I have the following array, with (I think) sub lists within it:
items = [('this', 5, 'cm'), ('that', 3, 'mm'), ('other', 15, 'mm')]
I need to read it into new values for future calculations.
For example:
item1 = this
size1 = 5
unit1 = cm
item2 = that
size2 = 3
unit2 = mm
...
There may be more than 3 items in future arrays, so ideally some form of loop is needed?
Arrays in Python can be of 2 types - Lists & Tuples.
list is mutable (i.e. you can change the elements as & when you wish)
tuple is immutable (read only array)
list is represented by [1, 2, 3, 4]
tuple is represented by (1, 2, 3, 4)
Thus, the given array is a list of tuples!
You can nest tuples in lists but not lists in tuples.
This is more pythonic -
items = [('this', 5, 'cm'), ('that', 3, 'mm'), ('other', 15, 'mm')]

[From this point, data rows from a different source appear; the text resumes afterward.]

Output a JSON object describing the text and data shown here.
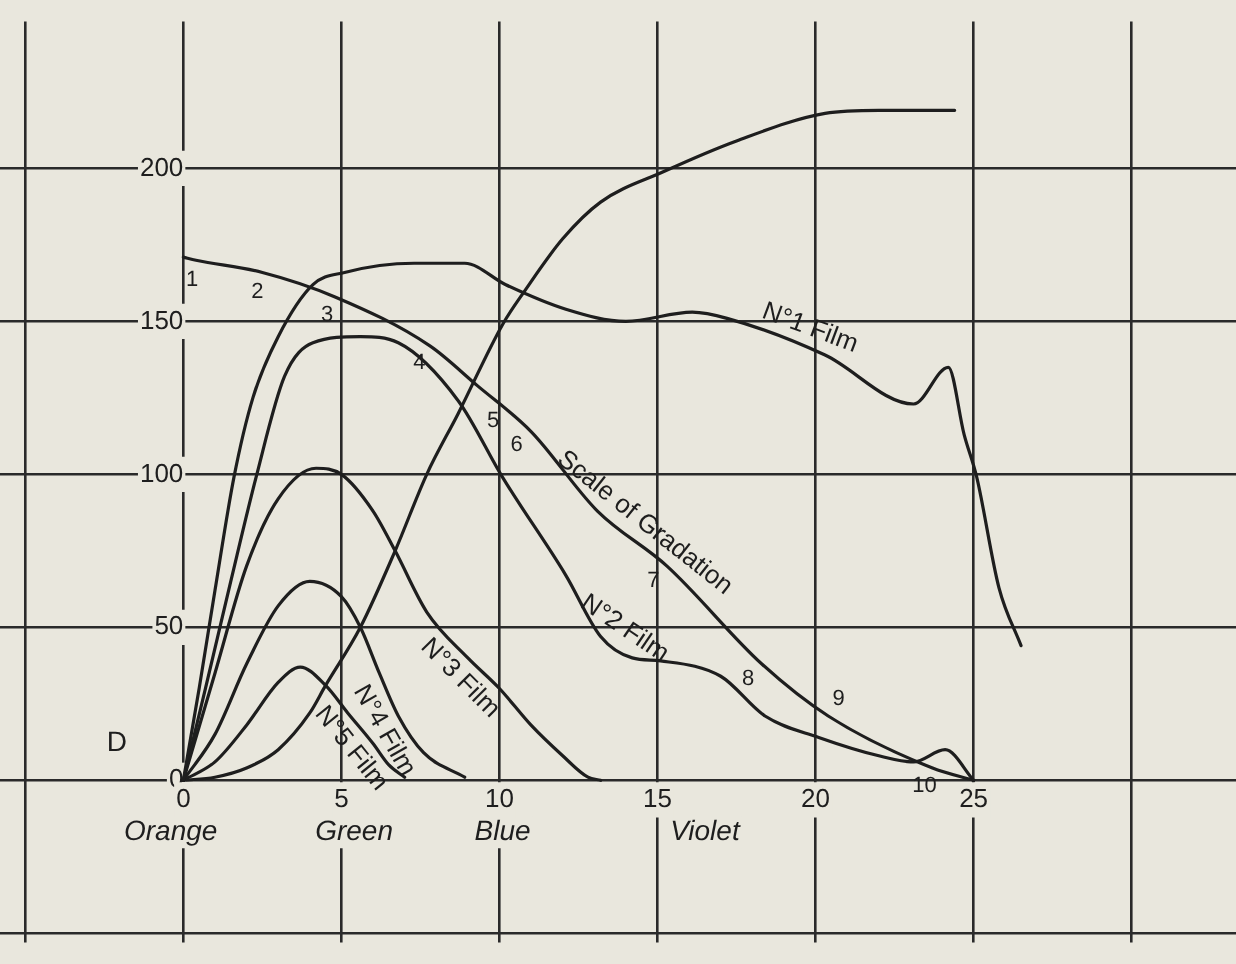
{
  "chart_data": {
    "type": "line",
    "ylabel": "D",
    "xlim": [
      -5.8,
      33.3
    ],
    "ylim": [
      -53,
      248
    ],
    "xticks": [
      {
        "value": -5,
        "label": null
      },
      0,
      5,
      10,
      15,
      20,
      25,
      {
        "value": 30,
        "label": null
      }
    ],
    "yticks": [
      {
        "value": -50,
        "label": null
      },
      0,
      50,
      100,
      150,
      200
    ],
    "grid": true,
    "legend": false,
    "marker": "none",
    "line_style": "solid",
    "series": [
      {
        "name": "N°1 Film",
        "color": "#1e1e1e",
        "x": [
          0,
          0.5,
          1,
          1.6,
          2.2,
          3,
          4.1,
          5.1,
          7.3,
          8.9,
          10.2,
          12.1,
          14,
          16.1,
          17.2,
          20.3,
          23.1,
          24.2,
          24.7,
          25.1,
          25.8,
          26.5
        ],
        "values": [
          0,
          30,
          62,
          99,
          125,
          145,
          162,
          166,
          169,
          169,
          162,
          154,
          150,
          153,
          151,
          139,
          123,
          135,
          113,
          99,
          63,
          44
        ]
      },
      {
        "name": "N°2 Film",
        "color": "#1e1e1e",
        "x": [
          0,
          0.7,
          1.5,
          2.3,
          3.2,
          4.1,
          5.6,
          6.8,
          8.7,
          10.1,
          12.1,
          13.2,
          14.2,
          15.1,
          17,
          18.4,
          20.1,
          22,
          23.1,
          24.1,
          25
        ],
        "values": [
          0,
          30,
          65,
          99,
          132,
          143,
          145,
          143,
          124,
          99,
          67,
          47,
          40,
          39,
          34,
          21,
          14,
          8,
          6,
          10,
          0
        ]
      },
      {
        "name": "N°3 Film",
        "color": "#1e1e1e",
        "x": [
          0,
          1,
          2,
          3,
          4.2,
          5,
          6,
          6.7,
          7.7,
          9,
          10,
          11,
          12,
          12.8,
          13.2
        ],
        "values": [
          0,
          35,
          70,
          92,
          102,
          100,
          88,
          75,
          55,
          40,
          30,
          18,
          8,
          1,
          0
        ]
      },
      {
        "name": "N°4 Film",
        "color": "#1e1e1e",
        "x": [
          0,
          1,
          2,
          3,
          4,
          5,
          5.6,
          6.2,
          6.8,
          7.6,
          8.9
        ],
        "values": [
          0,
          15,
          38,
          57,
          65,
          60,
          50,
          35,
          21,
          9,
          1
        ]
      },
      {
        "name": "N°5 Film",
        "color": "#1e1e1e",
        "x": [
          0,
          1,
          2,
          3,
          3.7,
          4.5,
          5.2,
          6,
          6.5,
          7
        ],
        "values": [
          0,
          6,
          18,
          32,
          37,
          31,
          22,
          12,
          5,
          1
        ]
      },
      {
        "name": "Scale of Gradation",
        "color": "#1e1e1e",
        "x": [
          0,
          0.4,
          2.5,
          4.8,
          7.8,
          9.3,
          11,
          13.1,
          15.3,
          18.3,
          20.4,
          23.7,
          25
        ],
        "values": [
          171,
          170,
          166,
          158,
          142,
          129,
          114,
          88,
          70,
          38,
          21,
          4,
          0
        ]
      },
      {
        "color": "#1e1e1e",
        "x": [
          0,
          1,
          2,
          3,
          4,
          4.5,
          5.6,
          6.7,
          7.7,
          8.7,
          10.1,
          10.8,
          12,
          13.2,
          15.2,
          17.5,
          20.3,
          22,
          24.4
        ],
        "values": [
          0,
          1,
          4,
          10,
          22,
          31,
          50,
          75,
          100,
          120,
          149,
          160,
          177,
          189,
          199,
          209,
          218,
          219,
          219
        ]
      }
    ],
    "annotations": [
      "Orange",
      "Green",
      "Blue",
      "Violet",
      {
        "text": "1",
        "x": 0.4,
        "y": 170
      },
      {
        "text": "2",
        "x": 2.5,
        "y": 166
      },
      {
        "text": "3",
        "x": 4.8,
        "y": 158
      },
      {
        "text": "4",
        "x": 7.8,
        "y": 142
      },
      {
        "text": "5",
        "x": 9.8,
        "y": 124
      },
      {
        "text": "6",
        "x": 11,
        "y": 114
      },
      {
        "text": "7",
        "x": 15.3,
        "y": 70
      },
      {
        "text": "8",
        "x": 18.3,
        "y": 38
      },
      {
        "text": "9",
        "x": 20.4,
        "y": 21
      },
      {
        "text": "10",
        "x": 23.7,
        "y": 4
      }
    ]
  }
}
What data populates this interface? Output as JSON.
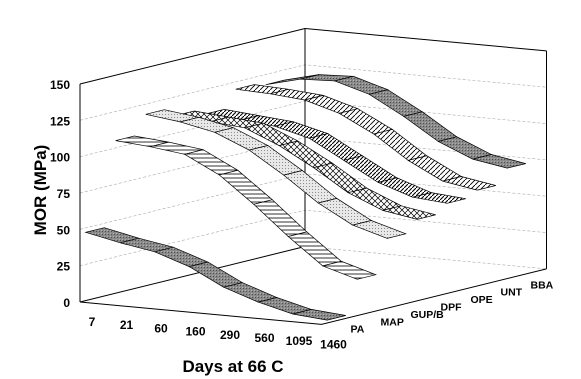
{
  "chart_data": {
    "type": "3d-ribbon",
    "ylabel": "MOR (MPa)",
    "xlabel": "Days at 66 C",
    "ylim": [
      0,
      150
    ],
    "yticks": [
      "0",
      "25",
      "50",
      "75",
      "100",
      "125",
      "150"
    ],
    "categories": [
      "7",
      "21",
      "60",
      "160",
      "290",
      "560",
      "1095",
      "1460"
    ],
    "series": [
      {
        "name": "PA",
        "pattern": "dark-gray",
        "values": [
          47,
          42,
          38,
          30,
          18,
          10,
          4,
          2
        ]
      },
      {
        "name": "MAP",
        "pattern": "horizontal",
        "values": [
          105,
          103,
          100,
          88,
          70,
          50,
          32,
          25
        ]
      },
      {
        "name": "GUP/B",
        "pattern": "light-dots",
        "values": [
          118,
          115,
          110,
          100,
          85,
          68,
          55,
          48
        ]
      },
      {
        "name": "DPF",
        "pattern": "crosshatch",
        "values": [
          112,
          110,
          108,
          98,
          85,
          70,
          60,
          56
        ]
      },
      {
        "name": "OPE",
        "pattern": "diagonal-dense",
        "values": [
          108,
          106,
          104,
          98,
          85,
          72,
          64,
          62
        ]
      },
      {
        "name": "UNT",
        "pattern": "diagonal",
        "values": [
          120,
          119,
          117,
          110,
          98,
          82,
          70,
          66
        ]
      },
      {
        "name": "BBA",
        "pattern": "dark-gray",
        "values": [
          118,
          124,
          125,
          118,
          105,
          90,
          80,
          76
        ]
      }
    ],
    "grid": true
  }
}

found_items = [list(item) for item in items]
for i in range(len(found_items)):
print (found_items[i])
new_value = int(input ("Enter new value: "))
for i in range(len(found_items)):
recalculated_item = new_value * found_items[i][1]
print (recalculated_item)
Output from above code (taking input as 3)
['this', 5, 'cm']
['that', 3, 'mm']
['other', 15, 'mm']
15
9
45
Update : Following up on this comment & this answer I've updated the above code.
Following on Ashish Nitin Patil's answer...
If there are are going to be more than three items in the future you can use the asterisk to unpack the items in the tuples.
items = [('this', 5, 'cm'), ('that', 3, 'mm'), ('other', 15, 'mm')]
for x in items:
print(*x)
#this 5 cm
#that 3 mm
#other 15 mm
Note: Python 2.7 doesn't seem to like the asterisk in the print method.
Update:
It looks like you need to use a second list of tuples that defines the property names of each value tuple:
props = [('item1', 'size2', 'unit1'), ('item2', 'size2', 'unit2'), ('item3', 'size3', 'unit3')]
values = [('this', 5, 'cm'), ('that', 3, 'mm'), ('other', 15, 'mm')]
for i in range(len(values)):
value = values[i]
prop = props[i]
for j in range(len(item)):
print(prop[j], '=', value[j])
# output
item1 = this
size2 = 5
unit1 = cm
item2 = that
size2 = 3
unit2 = mm
item3 = other
size3 = 15
unit3 = mm
The caveat here is that you need to make sure that the elements in the props list are matched sequentially with the elements in the values list.